Poor Eddie Willers
I picked up a copy of Atlas Shrugged at a book swap for 25 cents. The paperback was old enough that the price on the cover said 95 cents. I thought I had heard of the title before and there was a faint Spideysense tingling that it was important. I started to read it an knew immediately that it was something I would remember forever.
My dad is what you would call a voracious reader. He is reading the library in Parry Sound (insert your own, “all two books?” joke here). When he spotted my copy of Atlas Shrugged on my nightstand on a recent visit he said, “you reading that? Let me know how it was because I couldn’t get through it.” That basically steeled (no pun intended) my resolve to finish the tome when I was struggling with a particularly wordy chapter.

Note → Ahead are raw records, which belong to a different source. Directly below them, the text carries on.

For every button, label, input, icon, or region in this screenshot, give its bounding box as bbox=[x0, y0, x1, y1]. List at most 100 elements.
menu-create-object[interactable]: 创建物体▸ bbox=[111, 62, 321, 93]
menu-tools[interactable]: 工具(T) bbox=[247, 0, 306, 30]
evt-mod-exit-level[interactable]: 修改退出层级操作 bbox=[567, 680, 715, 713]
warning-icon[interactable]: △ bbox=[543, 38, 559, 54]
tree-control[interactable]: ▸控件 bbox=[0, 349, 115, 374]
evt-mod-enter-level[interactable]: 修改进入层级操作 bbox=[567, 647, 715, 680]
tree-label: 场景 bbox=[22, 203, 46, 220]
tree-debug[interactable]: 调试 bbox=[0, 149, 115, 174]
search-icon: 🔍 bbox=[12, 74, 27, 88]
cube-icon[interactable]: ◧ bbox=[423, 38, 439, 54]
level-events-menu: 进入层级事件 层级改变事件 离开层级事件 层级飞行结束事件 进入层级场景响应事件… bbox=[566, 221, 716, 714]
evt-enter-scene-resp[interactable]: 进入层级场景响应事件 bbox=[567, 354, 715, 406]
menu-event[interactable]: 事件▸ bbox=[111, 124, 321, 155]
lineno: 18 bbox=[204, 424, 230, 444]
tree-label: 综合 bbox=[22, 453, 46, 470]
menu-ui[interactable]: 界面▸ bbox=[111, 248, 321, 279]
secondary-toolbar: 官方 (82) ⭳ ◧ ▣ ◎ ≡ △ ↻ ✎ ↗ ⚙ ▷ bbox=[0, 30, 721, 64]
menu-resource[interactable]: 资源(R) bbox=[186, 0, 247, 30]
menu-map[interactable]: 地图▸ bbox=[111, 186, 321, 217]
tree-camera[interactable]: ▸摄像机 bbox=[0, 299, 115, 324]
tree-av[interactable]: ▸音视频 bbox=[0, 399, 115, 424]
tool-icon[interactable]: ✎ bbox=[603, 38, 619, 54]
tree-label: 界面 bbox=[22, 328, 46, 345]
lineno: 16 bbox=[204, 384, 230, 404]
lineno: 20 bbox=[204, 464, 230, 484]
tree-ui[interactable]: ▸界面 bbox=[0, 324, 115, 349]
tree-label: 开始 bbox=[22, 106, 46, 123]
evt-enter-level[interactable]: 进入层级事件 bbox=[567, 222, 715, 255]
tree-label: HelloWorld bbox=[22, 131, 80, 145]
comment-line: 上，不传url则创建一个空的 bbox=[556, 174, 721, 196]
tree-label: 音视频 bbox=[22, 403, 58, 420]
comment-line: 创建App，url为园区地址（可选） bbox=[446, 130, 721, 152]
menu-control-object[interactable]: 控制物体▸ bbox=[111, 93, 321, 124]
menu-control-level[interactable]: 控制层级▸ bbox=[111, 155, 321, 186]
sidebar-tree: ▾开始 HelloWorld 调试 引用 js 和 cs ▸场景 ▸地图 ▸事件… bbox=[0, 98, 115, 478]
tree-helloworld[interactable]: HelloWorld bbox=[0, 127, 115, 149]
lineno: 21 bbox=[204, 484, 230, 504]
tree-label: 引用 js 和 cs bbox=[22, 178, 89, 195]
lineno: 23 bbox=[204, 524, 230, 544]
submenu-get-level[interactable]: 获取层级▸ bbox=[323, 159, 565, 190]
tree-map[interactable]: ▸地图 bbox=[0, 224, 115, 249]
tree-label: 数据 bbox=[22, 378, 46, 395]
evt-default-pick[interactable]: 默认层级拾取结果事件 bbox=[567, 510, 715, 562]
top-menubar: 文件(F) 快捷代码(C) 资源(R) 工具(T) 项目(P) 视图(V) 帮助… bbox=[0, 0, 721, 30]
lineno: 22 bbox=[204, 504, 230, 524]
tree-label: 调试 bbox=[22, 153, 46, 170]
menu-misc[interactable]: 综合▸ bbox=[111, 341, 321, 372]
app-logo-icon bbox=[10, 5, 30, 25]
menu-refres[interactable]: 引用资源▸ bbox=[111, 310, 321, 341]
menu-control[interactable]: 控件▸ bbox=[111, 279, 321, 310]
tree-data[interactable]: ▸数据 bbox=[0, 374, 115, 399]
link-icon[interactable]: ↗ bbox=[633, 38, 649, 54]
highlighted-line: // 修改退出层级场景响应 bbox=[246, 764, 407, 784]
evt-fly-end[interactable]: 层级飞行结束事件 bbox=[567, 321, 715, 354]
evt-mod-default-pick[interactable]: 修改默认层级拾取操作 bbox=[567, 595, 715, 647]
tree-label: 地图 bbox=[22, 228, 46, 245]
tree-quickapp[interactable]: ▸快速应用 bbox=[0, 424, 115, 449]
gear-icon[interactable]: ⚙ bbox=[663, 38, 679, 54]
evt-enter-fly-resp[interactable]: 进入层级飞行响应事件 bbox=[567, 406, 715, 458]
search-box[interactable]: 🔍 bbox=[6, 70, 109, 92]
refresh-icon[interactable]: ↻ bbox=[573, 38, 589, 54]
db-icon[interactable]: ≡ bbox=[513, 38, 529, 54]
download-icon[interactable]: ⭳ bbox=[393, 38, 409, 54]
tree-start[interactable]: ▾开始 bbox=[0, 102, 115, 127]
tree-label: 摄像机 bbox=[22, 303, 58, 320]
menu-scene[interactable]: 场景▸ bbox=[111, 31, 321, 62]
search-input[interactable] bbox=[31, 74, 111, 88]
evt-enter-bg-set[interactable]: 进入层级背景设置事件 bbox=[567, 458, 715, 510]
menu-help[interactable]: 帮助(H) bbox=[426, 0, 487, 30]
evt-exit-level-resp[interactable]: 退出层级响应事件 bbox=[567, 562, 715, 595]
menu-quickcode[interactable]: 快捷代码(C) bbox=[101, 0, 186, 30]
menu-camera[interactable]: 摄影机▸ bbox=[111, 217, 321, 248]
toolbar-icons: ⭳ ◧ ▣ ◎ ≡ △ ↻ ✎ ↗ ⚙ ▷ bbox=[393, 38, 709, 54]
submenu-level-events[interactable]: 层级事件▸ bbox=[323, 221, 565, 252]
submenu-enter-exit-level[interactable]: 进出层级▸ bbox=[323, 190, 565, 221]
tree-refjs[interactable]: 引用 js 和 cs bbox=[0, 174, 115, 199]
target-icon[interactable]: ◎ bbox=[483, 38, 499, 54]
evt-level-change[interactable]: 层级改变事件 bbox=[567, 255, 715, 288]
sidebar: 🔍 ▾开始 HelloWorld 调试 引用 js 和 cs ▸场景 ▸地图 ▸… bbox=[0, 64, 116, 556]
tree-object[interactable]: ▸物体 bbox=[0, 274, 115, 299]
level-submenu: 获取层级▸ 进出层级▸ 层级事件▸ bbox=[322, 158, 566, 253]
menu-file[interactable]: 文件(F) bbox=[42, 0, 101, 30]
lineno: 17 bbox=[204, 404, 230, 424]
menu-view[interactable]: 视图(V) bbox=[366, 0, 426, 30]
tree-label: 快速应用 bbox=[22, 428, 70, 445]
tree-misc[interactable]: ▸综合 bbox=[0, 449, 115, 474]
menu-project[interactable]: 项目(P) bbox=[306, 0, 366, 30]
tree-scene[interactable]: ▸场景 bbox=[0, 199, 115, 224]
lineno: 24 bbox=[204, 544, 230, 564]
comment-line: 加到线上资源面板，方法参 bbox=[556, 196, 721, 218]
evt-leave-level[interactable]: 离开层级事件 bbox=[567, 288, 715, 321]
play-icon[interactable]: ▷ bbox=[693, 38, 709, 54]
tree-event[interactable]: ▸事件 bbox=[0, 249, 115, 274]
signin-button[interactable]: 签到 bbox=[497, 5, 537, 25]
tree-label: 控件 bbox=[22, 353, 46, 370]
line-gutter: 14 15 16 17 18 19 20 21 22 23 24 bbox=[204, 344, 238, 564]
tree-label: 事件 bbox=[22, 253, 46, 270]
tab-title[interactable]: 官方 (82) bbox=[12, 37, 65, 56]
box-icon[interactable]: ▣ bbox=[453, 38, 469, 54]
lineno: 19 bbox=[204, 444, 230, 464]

I’m proud to say that I have finished the book and can now provide an informed summary. But that would be irresponsible. Reading a summary of Atlas Shrugged won’t do the message justice. What I do want to share with you is how it has changed the way I feel and act almost daily. I don’t know if it would have the same effect on everyone or if I was in the perfect target audience but it truly did change my way of thinking.
I used to be the kind of guy who would say about a McDonald’s or Petro Canada law suit, “why don’t they just pay up? They can afford it.” Ayn Rand takes that kind of attitude and extends it to its logical, if upsetting, conclusion. She gives strength to unions and charities and basically brings a form of People’s State/dictatorship/Communism to the entire world. After reading the book I can safely say that I will never look at unions or taxing the rich the same way again.
There’s a current situation in Ontario (the Canadian province I live in) where General Motors is closing a truck production plant and the union of workers is fighting to keep it open. What’s amazing is how disturbing the situation is after you’ve read this book. You just want to tell the union leaders to give their collective heads a shake. How is forcing the company to keep the plant open going to help its employees? The company will be weakened, demand for trucks will not be increased, workers will be stuck in jobs that will have less meaning and they’ll have less incentive to improve themselves to find new jobs (which they’ll eventually need anyway).
Please don’t misconstrue my interpretation as having no feeling for the workers - once you’ve read the book you’ll understand that it’s not about not caring - it’s quite the opposite. But forcing the big companies to take losses only for the temporary benefit of its employees is a recipe for disaster.
While I think that this book should be required reading for any high school-aged student, I do think that they could do with an abridged version. 1084 pages is too much. I got the point after about 400 and only continued for the satisfaction of having said that I had completed it. The fact that there’s a movie adaptation coming out soon had something to do with it too. I always want to read the book first before I’m stuck with the vision of Angelina Jolie in a role that I think she’s both physically and ethically completely wrong for.
– spoilers follow –
The one aspect of the book that I thought was misrepresented was love. Yeah, a good phone company commercial might choke me up and that damn Cinderella song by Steven Curtis Chapman makes me cry when I think about it, but I still choose Bruce Willis over Hugh Grant, if you catch my drift. I just thought that poor Eddie Willers, who loved Dagny Taggart (as three other men in the book appear to at one point or another), got a really rough deal. His only crime in the book seems to be his unflinching devotion to Dagny. While he appears to be living for her approval, which is against the moral of the story, he is smart and he does try to make decisions and improve things. He should have at least warranted a happy ending instead of being stranded in the middle of nowhere with a busted locomotive. Maybe in the movie he’ll get the train running again - Hollywood, you know.